Gain back some autonomy and influence. Standardization has its place within an organization, but it’s also important to give physicians some freedom and control over their work as long as they can deliver the desired outcomes. If there is an area where you desire more autonomy, such as your schedule, don’t ignore the issue or just complain about it. Make the case for what you need. You do have some influence by virtue of being a physician. By building a good reputation within the organization and getting to know your leadership, as outlined earlier, you will be able to expand your influence and advocate for yourself. This will sometimes entail providing uncomfortable feedback and suggestions to your site leadership, in meetings, and in performance reviews, but learn to do it tactfully, in part by building your emotional intelligence.12 Be part of the solution by offering to pilot a change or by joining a committee to address important issues (such as quality, well-being, EHR enhancement, compensation, peer-review, or value-based care).

Leverage organizational benefits and resources. Take advantage of opportunities provided by your organization for your support, improvement, and development. This can include CME opportunities, EHR training, practice support, leadership development, faculty development, employee assistance programs and other emotional health resources, peer support, legal support, and general well-being resources. Be sure to take all your vacation and CME time, and ensure you have the necessary coverage when you are gone. Look to become efficient with administrative tasks by doing what is necessary and important, but streamlining the processes as much as possible.

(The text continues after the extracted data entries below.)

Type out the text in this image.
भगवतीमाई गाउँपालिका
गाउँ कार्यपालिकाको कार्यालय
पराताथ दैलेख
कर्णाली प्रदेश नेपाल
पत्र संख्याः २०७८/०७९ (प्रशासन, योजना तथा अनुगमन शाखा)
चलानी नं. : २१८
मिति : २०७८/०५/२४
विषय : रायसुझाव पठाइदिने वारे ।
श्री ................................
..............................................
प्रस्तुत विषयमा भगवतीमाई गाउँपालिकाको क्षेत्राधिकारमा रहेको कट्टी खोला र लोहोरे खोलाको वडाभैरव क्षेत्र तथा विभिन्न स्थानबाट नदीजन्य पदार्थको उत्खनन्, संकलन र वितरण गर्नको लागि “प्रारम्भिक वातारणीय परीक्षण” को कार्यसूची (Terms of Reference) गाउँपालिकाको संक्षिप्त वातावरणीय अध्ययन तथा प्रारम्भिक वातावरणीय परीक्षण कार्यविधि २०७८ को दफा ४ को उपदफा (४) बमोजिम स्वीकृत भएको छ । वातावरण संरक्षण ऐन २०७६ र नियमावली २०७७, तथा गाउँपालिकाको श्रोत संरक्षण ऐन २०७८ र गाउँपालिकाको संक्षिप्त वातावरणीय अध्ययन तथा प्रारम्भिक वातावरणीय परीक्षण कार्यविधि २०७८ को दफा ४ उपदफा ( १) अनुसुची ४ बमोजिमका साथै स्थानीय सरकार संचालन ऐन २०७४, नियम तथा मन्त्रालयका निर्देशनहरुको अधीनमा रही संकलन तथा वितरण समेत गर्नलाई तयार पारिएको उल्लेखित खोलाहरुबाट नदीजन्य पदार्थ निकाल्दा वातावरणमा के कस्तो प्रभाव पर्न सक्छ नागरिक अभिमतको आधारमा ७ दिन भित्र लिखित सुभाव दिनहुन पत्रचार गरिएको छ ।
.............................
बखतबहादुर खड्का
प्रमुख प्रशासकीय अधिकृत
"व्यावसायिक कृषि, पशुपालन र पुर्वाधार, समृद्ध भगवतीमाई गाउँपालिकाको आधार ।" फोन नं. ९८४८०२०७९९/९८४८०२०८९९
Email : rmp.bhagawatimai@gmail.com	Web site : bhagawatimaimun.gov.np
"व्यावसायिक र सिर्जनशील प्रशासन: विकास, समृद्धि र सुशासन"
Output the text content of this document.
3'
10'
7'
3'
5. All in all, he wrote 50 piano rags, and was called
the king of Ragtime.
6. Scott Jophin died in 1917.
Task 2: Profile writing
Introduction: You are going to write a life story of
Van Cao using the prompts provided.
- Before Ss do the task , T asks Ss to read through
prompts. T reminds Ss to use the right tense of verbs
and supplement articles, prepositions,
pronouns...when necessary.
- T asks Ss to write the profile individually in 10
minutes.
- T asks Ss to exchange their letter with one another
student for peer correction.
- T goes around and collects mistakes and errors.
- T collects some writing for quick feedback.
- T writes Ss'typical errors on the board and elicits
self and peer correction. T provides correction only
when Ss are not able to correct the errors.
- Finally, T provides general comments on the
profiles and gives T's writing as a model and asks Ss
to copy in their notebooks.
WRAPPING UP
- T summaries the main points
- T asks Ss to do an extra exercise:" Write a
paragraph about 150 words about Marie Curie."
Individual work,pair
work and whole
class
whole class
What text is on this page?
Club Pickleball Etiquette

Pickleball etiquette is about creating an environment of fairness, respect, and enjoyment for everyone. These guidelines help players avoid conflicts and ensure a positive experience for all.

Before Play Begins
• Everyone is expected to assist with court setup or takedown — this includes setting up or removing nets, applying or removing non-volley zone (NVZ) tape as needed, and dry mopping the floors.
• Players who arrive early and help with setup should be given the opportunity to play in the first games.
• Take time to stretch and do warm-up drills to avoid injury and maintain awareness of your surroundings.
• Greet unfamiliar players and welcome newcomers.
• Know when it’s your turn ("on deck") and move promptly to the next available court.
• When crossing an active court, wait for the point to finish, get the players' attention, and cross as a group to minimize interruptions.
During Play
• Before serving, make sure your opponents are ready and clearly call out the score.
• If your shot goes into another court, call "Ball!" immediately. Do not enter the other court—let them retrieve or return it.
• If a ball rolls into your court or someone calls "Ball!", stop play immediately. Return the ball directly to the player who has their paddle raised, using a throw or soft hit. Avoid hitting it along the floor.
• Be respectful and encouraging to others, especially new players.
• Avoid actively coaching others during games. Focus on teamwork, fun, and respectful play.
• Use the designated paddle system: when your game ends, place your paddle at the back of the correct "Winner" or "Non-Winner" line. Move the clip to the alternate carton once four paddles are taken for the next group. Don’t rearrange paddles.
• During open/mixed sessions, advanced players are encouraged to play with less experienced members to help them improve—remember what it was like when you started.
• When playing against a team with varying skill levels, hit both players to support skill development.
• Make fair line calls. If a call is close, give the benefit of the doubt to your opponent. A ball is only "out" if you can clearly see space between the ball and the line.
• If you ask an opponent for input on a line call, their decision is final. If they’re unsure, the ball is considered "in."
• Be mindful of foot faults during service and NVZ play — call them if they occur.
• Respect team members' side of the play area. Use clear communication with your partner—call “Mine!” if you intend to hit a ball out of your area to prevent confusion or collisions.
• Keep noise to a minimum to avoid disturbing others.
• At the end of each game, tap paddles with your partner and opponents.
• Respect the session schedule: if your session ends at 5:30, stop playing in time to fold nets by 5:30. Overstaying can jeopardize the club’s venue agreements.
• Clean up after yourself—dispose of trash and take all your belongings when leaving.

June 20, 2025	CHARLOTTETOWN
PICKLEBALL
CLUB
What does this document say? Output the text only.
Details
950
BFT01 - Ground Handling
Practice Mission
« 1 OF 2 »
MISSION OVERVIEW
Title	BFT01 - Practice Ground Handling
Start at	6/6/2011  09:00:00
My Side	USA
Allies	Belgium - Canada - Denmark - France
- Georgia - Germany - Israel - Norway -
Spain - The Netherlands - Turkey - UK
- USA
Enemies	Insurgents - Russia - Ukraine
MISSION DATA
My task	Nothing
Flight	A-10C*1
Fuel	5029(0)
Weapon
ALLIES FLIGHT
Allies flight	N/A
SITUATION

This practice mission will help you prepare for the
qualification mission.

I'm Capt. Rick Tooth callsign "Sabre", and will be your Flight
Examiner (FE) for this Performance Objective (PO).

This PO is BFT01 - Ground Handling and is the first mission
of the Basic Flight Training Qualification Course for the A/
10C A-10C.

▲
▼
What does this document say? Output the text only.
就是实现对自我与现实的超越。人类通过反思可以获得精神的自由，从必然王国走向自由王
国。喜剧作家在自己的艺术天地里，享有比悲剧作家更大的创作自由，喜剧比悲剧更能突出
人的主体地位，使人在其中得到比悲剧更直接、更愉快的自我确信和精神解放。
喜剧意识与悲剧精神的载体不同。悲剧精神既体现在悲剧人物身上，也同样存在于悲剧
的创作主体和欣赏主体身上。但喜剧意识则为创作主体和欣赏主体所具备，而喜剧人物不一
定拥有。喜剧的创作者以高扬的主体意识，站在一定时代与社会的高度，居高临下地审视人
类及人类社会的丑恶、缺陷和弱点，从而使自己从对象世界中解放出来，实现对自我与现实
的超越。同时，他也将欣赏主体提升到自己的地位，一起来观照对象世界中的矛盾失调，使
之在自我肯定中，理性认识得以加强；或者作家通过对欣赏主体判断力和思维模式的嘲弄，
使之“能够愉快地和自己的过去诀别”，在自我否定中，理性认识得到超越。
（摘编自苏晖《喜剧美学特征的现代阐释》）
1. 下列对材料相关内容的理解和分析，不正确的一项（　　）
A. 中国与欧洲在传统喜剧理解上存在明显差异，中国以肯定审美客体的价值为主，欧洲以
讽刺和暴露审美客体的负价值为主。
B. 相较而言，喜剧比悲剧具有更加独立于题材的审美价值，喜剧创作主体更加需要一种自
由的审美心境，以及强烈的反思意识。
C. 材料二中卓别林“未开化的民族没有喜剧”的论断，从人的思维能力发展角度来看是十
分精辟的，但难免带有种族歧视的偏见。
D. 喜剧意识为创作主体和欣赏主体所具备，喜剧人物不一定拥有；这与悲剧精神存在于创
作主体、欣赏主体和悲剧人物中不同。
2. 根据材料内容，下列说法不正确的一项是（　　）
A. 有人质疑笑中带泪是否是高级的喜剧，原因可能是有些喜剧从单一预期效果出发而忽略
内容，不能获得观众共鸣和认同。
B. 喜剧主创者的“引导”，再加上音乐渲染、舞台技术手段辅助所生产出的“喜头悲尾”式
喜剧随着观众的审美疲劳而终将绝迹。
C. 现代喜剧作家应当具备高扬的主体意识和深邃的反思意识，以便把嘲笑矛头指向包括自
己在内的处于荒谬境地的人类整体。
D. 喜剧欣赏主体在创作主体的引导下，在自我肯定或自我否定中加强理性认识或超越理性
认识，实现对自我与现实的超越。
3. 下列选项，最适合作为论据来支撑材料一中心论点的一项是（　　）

Stay united with your professional colleagues. Given that there are potential conflicts between the interests of health care organizations and the interests of physicians and their sense of professional duty, it is essential to stay involved with your state and national medical organizations. Their collective voice and advocacy efforts can help ensure that “checks and balances” are maintained and that physician and patient interests are protected in health care policy, payment, and other matters.

Attend to your own needs. Whether employed or independent, the work we do as physicians can be challenging and at times feels overwhelming. Schedule regular time for self-care (vacations, hobbies, exercise, social connections, or even catch-up time on your schedule), and encourage your teammates to do the same. Self-care is not selfish; it is sanity and good stewardship from both an individual and organizational perspective. The cost of replacing you is substantial, so set reasonable boundaries and discipline yourself around your work to ensure you protect this “investment” — you.


None of us are immune from the challenges of practicing medicine in 2022 and into the future. Present trends and future projections indicate that the majority of family physicians will be employed by some type of organization through the remainder of our careers. While we may have to make tradeoffs when comparing practice ownership with employment, we do not have to make compromises in terms of quality patient care or professional satisfaction. What we have shared here are some of the lessons we have learned through our own experience serving many years as both clinicians and leaders in a large integrated physician group and health care system and through many of the changes described in the introduction. We hope this will provide you some additional ideas as to how you too can be well while being employed.